Recruit Profile: DE Joe Keels
DE Joe Keels | Kenosha, Wisc. – Highland (Kan.) Community College | 6-4, 275
RANKINGS: There’s some debate about Keels’ actual position — 247Sports ranks him among the defensive tackles, Scout the defensive ends and he could probably play some linebacker if he had to — but there is a consensus on this: Keels ranks among the best junior college prospects in the class of 2014. (Note: Rivals JUCO rankings are being updated and not available at the moment. It’s not that Keels doesn’t register.)
Rivals: 3-star, NR | Scout: 4-star, 3 (DE) | 247: 4-star, 5 (DT)
And Nebraska’s current team rankings as of today (national, Big Ten):
Rivals: 33, 5 | Scout: 34, 6 | 247: 36, 6
WHO ELSE WAS INTERESTED: Wisconsin, most famously. Keels was a verbal commit to the Badgers and — considering that he played his high school ball in the Badger State and his cousin, Melvin Gordon, is sort of a big deal there — it seemed unlikely that Nebraska would be able to flip him, but credit to the Huskers’ staff. It did just that and that was despite Keels taking visits to both Wisconsin and West Virginia after he visited Lincoln in November. In terms of an offer list, Keels’ is as impressive as any other player in Nebraska’s 2014 class. He had more than 20 offers, the best of which were from the likes of USC, Texas, Penn State, Alabama, Ohio State, Oregon, and North Carolina.
HOW HE FITS: Keels is one of three players already enrolled along with QB Zack Darlington and JUCO DB Byerson Cockrell. That’s important because Keels suddenly might have a clear run at significant playing time in 2014. That would mean that he’d have to settle at defensive end — and I suspect he will — but with Avery Moss’s status up in the air, Nebraska could have a battle going on opposite Randy Gregory and Keels will be there in the spring to make his case alongside guys like Greg McMullen and A.J. Natter.
HOW HE LOOKS: At 6-4, 275 Keels is two inches shorter but 20 pounds heavier than what Gregory was listed at on the 2013 roster. (Ten pounds heavier than Moss too.) That makes him a more conventional looking defensive end, but he’s plenty versatile.
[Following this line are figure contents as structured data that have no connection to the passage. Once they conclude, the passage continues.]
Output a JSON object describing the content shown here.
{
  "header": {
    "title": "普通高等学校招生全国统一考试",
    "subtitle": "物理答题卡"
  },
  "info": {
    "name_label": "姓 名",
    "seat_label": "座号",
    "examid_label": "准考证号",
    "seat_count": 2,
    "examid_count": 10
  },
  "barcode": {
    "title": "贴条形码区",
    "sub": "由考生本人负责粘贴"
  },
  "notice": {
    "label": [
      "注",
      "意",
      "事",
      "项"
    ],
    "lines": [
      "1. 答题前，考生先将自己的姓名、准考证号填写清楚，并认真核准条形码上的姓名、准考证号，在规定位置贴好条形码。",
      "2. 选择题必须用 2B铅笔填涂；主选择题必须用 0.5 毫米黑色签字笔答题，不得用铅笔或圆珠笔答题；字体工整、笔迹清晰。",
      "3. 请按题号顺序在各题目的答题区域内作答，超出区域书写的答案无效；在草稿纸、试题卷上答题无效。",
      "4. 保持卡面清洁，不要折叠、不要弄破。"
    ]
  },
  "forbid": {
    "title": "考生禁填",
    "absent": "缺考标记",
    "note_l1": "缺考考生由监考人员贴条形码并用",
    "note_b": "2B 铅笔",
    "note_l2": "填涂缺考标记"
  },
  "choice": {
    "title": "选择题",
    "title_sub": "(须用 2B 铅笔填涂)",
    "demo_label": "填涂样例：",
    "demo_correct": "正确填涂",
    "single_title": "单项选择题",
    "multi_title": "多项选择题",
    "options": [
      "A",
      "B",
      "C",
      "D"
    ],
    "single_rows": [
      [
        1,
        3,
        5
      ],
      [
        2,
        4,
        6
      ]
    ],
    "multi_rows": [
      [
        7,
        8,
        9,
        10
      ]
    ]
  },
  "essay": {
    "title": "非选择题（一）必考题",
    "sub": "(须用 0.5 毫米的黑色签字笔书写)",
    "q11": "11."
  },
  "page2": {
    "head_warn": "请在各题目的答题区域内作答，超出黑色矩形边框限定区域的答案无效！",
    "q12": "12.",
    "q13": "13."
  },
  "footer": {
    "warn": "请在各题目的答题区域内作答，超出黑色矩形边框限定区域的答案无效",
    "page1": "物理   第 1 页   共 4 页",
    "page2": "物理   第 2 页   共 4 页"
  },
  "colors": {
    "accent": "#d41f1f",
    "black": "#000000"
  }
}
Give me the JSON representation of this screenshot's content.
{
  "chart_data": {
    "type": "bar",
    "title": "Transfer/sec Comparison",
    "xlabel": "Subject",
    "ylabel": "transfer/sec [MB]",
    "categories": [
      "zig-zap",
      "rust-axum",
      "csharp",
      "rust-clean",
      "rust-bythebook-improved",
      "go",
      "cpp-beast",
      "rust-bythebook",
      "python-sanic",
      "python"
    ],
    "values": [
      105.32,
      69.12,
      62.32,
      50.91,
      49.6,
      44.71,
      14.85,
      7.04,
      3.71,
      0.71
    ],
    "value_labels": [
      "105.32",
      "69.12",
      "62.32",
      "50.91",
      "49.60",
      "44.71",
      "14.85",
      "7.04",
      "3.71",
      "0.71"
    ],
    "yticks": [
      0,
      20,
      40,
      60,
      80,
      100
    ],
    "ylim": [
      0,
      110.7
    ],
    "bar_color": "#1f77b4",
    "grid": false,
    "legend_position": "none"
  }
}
In his highlights from this past season you can see him in four-, three- and two-point stances at defensive end. He played some outside linebacker when Highland went to a 3-4 look. He lined up on a slot receiver once or twice. That’s pretty good range for his size but the thing that impresses most about Keels is not his athleticism — though there’s plenty of that — but his patience. You can see on film that Keels is a pretty “sound” defender, slow playing option runs, staying home on screens to try to disrupt the pass then getting downfield to help on the tackle. Every player at every level is coached to play this way, but actually seeing it on the field is another matter. Keels shows it and that should help him get on the field soon at Nebraska. I’d be surprise if he didn’t play early in 2014.